LØLØ: God forbid a girl spits out her feelings

‘God forbid a girl spits out her feelings’, the latest album from LØLØ, feels like a direct emotional reversal of her debut ‘falling for robots and wishing i was one’. Where that record circled around detachment: the desire to feel less, to become something colder and more mechanical, this one is defined by the opposite instinct. It’s about feeling everything, all at once and not filtering any of it. The result is louder, sharper and far more exposed, like a running commentary of thoughts that were never meant to stay internal in the first place.

That shift is immediate. The title track, ‘god forbid a girl spits out her feelings’, opens the album with a kind of sarcastic defiance. It’s punchy, hook-driven, and biting in a way that feels intentional, like she’s fully aware of how she’s perceived and pushing back against it in real time. It acts as a mission statement, not just for the album, but for this stage of her career.

From there,‘the dumbest girl in the world’ sharpens that perspective. It leans into self-deprecation on the surface, but underneath there’s a frustration with being underestimated or dismissed. The contrast between the upbeat, almost playful instrumental and the underlying bite in the lyrics is where it really lands. It’s catchy in a way that feels effortless, but it carries more weight the longer it sits with you.

Tracks like‘hung up on u’ and ‘delusional darling’ continue to build on that emotional openness, diving into attachment and self-awareness without softening the edges. There’s a recurring tension between knowing better and feeling anyway, and LØLØ doesn’t try to resolve it, she just lets it exist. That honesty becomes one of the album’s strongest qualities, even when it borders on uncomfortable.

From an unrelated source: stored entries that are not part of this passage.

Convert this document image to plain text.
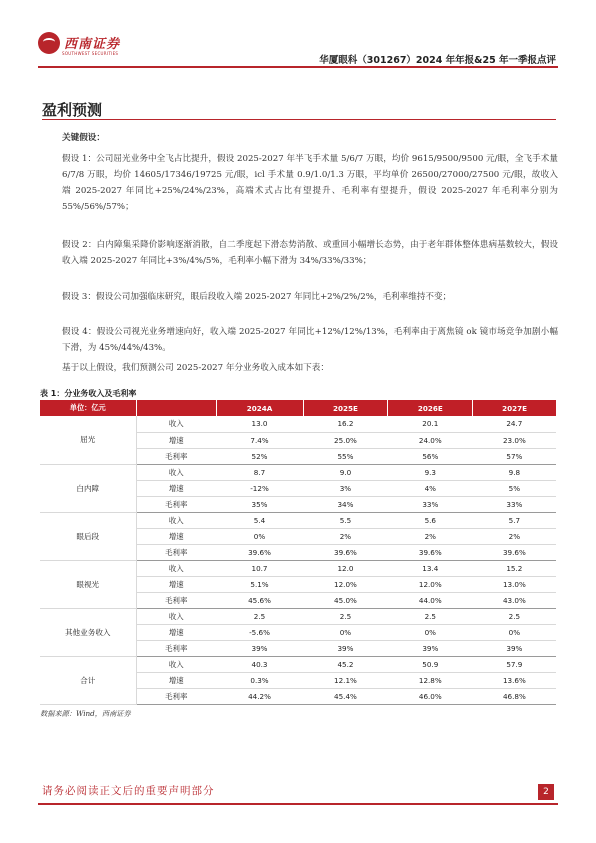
西南证券
SOUTHWEST SECURITIES
华厦眼科（301267）2024 年年报&25 年一季报点评
盈利预测
关键假设：
假设 1：公司屈光业务中全飞占比提升，假设 2025-2027 年半飞手术量 5/6/7 万眼，均价 9615/9500/9500 元/眼，全飞手术量 6/7/8 万眼，均价 14605/17346/19725 元/眼，icl 手术量 0.9/1.0/1.3 万眼，平均单价 26500/27000/27500 元/眼，故收入端 2025-2027 年同比+25%/24%/23%，高端术式占比有望提升、毛利率有望提升，假设 2025-2027 年毛利率分别为 55%/56%/57%；
假设 2：白内障集采降价影响逐渐消散，自二季度起下滑态势消散、或重回小幅增长态势，由于老年群体整体患病基数较大，假设收入端 2025-2027 年同比+3%/4%/5%，毛利率小幅下滑为 34%/33%/33%；
假设 3：假设公司加强临床研究，眼后段收入端 2025-2027 年同比+2%/2%/2%，毛利率维持不变；
假设 4：假设公司视光业务增速向好，收入端 2025-2027 年同比+12%/12%/13%，毛利率由于离焦镜 ok 镜市场竞争加剧小幅下滑，为 45%/44%/43%。
基于以上假设，我们预测公司 2025-2027 年分业务收入成本如下表：
表 1：分业务收入及毛利率
单位：亿元		2024A	2025E	2026E	2027E
屈光	收入	13.0	16.2	20.1	24.7
	增速	7.4%	25.0%	24.0%	23.0%
	毛利率	52%	55%	56%	57%
白内障	收入	8.7	9.0	9.3	9.8
	增速	-12%	3%	4%	5%
	毛利率	35%	34%	33%	33%
眼后段	收入	5.4	5.5	5.6	5.7
	增速	0%	2%	2%	2%
	毛利率	39.6%	39.6%	39.6%	39.6%
眼视光	收入	10.7	12.0	13.4	15.2
	增速	5.1%	12.0%	12.0%	13.0%
	毛利率	45.6%	45.0%	44.0%	43.0%
其他业务收入	收入	2.5	2.5	2.5	2.5
	增速	-5.6%	0%	0%	0%
	毛利率	39%	39%	39%	39%
合计	收入	40.3	45.2	50.9	57.9
	增速	0.3%	12.1%	12.8%	13.6%
	毛利率	44.2%	45.4%	46.0%	46.8%
数据来源：Wind，西南证券
请务必阅读正文后的重要声明部分	2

Midway through,‘the punisher’ stands out as one of the more pointed moments on the record. There’s a sharper bite to it, both lyrically and instrumentally, giving it a sense of confrontation that cuts through the album’s otherwise consistent tone. In contrast, ‘007’ plays with a slightly different energy, still rooted in the same pop-punk framework, but with a lighter, almost tongue-in-cheek edge that helps break up the intensity, even if only briefly.

Later tracks such as ‘the devil wears converse’ and ‘stuff like that’ reinforce the album’s core sound: bright, punchy production paired with emotionally direct writing. By this stage the formula is familiar, but that familiarity also helps the album feel cohesive.

‘whiskey coke’ and ‘american zombie’ add to the sense of emotional spiraling, touching on escapism and disconnection without fully retreating into numbness. That’s a key difference from her debut, these songs acknowledge those impulses, but they don’t hide behind them.

Toward the end, ‘boy who doesnt want to’ becomes one of the album’s more reflective highlights, pulling back slightly and letting the emotion settle rather than explode. That restraint makes the closer, ‘lobotomy & u’, feel fitting. It circles back to the tension between wanting to feel less and being unable to.

What ultimately holds ‘God forbid a girl spits out her feelings’ together is its emotional consistency. That clarity gives it a strong identity, though it can also cause some tracks to blur together over a full listen. Compared to ‘falling for robots and wishing i was one’, this feels like an artist no longer trying to suppress what she feels. Instead, LØLØ leans fully into it. The album may stay within a familiar sonic space, but emotionally it marks a clear step forward.

The album arrives Friday, 17th of April via Fearless Records, marking the next step in LØLØ’s evolution as a songwriter.